NEW YORK (MainStreet) – The Federal Aviation Administration and the U.S. Department of Transportation debuted a new rule on Wednesday intended to ensure commercial pilots get enough rest in between flights.
The rule sets a 10-hour minimum rest period prior to the flight duty period, a two-hour increase over the old policy, and also limits flight time to eight or nine hours, depending on the start time of the pilot’s shift.
It also places weekly and 28-day limits on the amount of time a pilot may be assigned any type of duty and requires pilots have at least 30 consecutive hours free from duty on a weekly basis, a 25% increase over the old policy.
Pilot fatigue was identified by the DOT as a priority following the crash of Colgan Air Flight 3407 in February 2009, which resulted in the deaths of 50 people, and the FAA says the new rule is based off of scientific research on fatigue.

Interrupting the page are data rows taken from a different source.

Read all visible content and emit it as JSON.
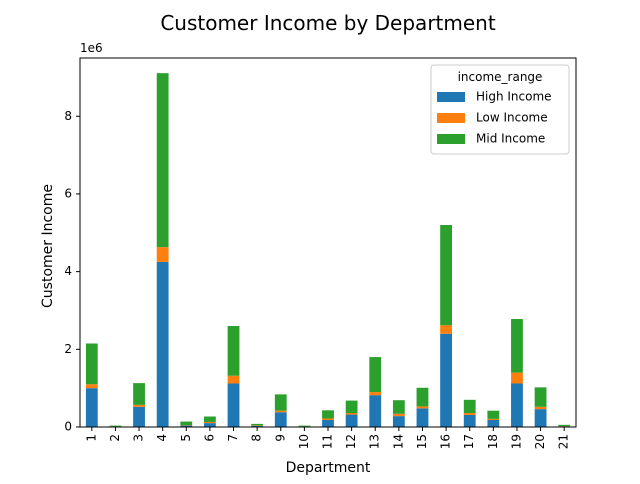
{
  "chart_data": {
    "type": "bar",
    "stacked": true,
    "title": "Customer Income by Department",
    "xlabel": "Department",
    "ylabel": "Customer Income",
    "y_offset_label": "1e6",
    "y_scale_factor": 1000000,
    "ylim": [
      0,
      9500000
    ],
    "yticks": [
      0,
      2000000,
      4000000,
      6000000,
      8000000
    ],
    "ytick_labels": [
      "0",
      "2",
      "4",
      "6",
      "8"
    ],
    "grid": false,
    "legend": {
      "title": "income_range",
      "placement": "top-right"
    },
    "categories": [
      "1",
      "2",
      "3",
      "4",
      "5",
      "6",
      "7",
      "8",
      "9",
      "10",
      "11",
      "12",
      "13",
      "14",
      "15",
      "16",
      "17",
      "18",
      "19",
      "20",
      "21"
    ],
    "series": [
      {
        "name": "High Income",
        "color": "#1f77b4",
        "values": [
          1000000,
          10000,
          520000,
          4250000,
          40000,
          100000,
          1120000,
          30000,
          380000,
          10000,
          180000,
          320000,
          820000,
          280000,
          480000,
          2400000,
          310000,
          180000,
          1120000,
          460000,
          20000
        ]
      },
      {
        "name": "Low Income",
        "color": "#ff7f0e",
        "values": [
          100000,
          5000,
          50000,
          380000,
          10000,
          30000,
          200000,
          10000,
          40000,
          5000,
          40000,
          40000,
          80000,
          60000,
          50000,
          220000,
          50000,
          30000,
          280000,
          60000,
          5000
        ]
      },
      {
        "name": "Mid Income",
        "color": "#2ca02c",
        "values": [
          1050000,
          20000,
          560000,
          4480000,
          90000,
          140000,
          1280000,
          40000,
          420000,
          20000,
          210000,
          320000,
          900000,
          350000,
          480000,
          2580000,
          340000,
          210000,
          1380000,
          500000,
          30000
        ]
      }
    ]
  }
}
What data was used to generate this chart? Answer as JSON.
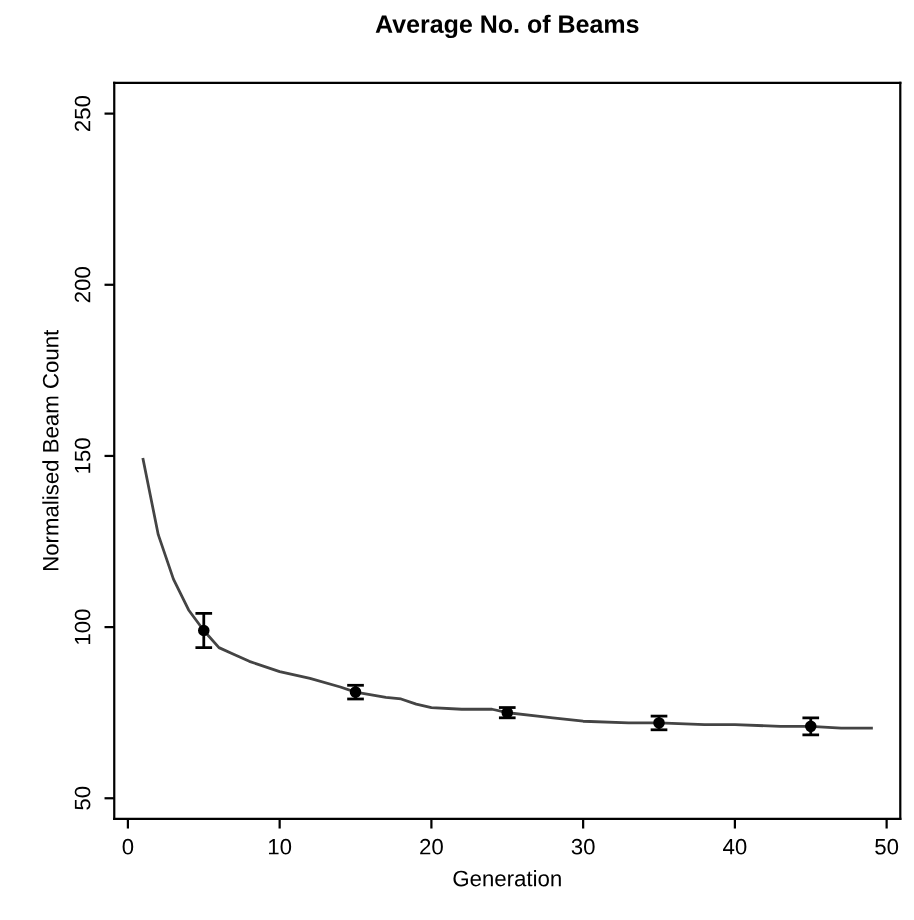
{
  "chart_data": {
    "type": "line",
    "title": "Average No. of Beams",
    "xlabel": "Generation",
    "ylabel": "Normalised Beam Count",
    "xlim": [
      -0.9,
      50.9
    ],
    "ylim": [
      44,
      259
    ],
    "xticks": [
      0,
      10,
      20,
      30,
      40,
      50
    ],
    "yticks": [
      50,
      100,
      150,
      200,
      250
    ],
    "grid": false,
    "legend": false,
    "series": [
      {
        "color": "#444444",
        "marker": "none",
        "line_style": "solid",
        "x": [
          1,
          2,
          3,
          4,
          5,
          6,
          7,
          8,
          10,
          12,
          14,
          15,
          17,
          18,
          19,
          20,
          22,
          24,
          25,
          27,
          28,
          30,
          33,
          35,
          38,
          40,
          43,
          45,
          47,
          49
        ],
        "values": [
          149,
          127,
          114,
          105,
          99,
          94,
          92,
          90,
          87,
          85,
          82.5,
          81,
          79.5,
          79,
          77.5,
          76.5,
          76,
          76,
          75,
          74,
          73.5,
          72.5,
          72,
          72,
          71.5,
          71.5,
          71,
          71,
          70.5,
          70.5
        ]
      },
      {
        "type": "scatter",
        "color": "#000000",
        "marker": "circle",
        "x": [
          5,
          15,
          25,
          35,
          45
        ],
        "values": [
          99,
          81,
          75,
          72,
          71
        ],
        "errors": [
          [
            94,
            104
          ],
          [
            79,
            83
          ],
          [
            73.5,
            76.5
          ],
          [
            70,
            74
          ],
          [
            68.5,
            73.5
          ]
        ]
      }
    ]
  }
}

The estimated cost of this rule to the aviation industry is $297 million, but the benefits are estimated between $247- $470 million, says the FAA.
“This is a major safety achievement,” U.S. Transportation Secretary Ray LaHood said in a press release. “We made a promise to the traveling public that we would do everything possible to make sure pilots are rested when they get in the cockpit. This new rule raises the safety bar to prevent fatigue.”
This is the second time this year that the FAA has adjusted policies to make sure personnel are better rested. Back in April, it changed air traffic controller scheduling practices to give controllers more rest between shifts.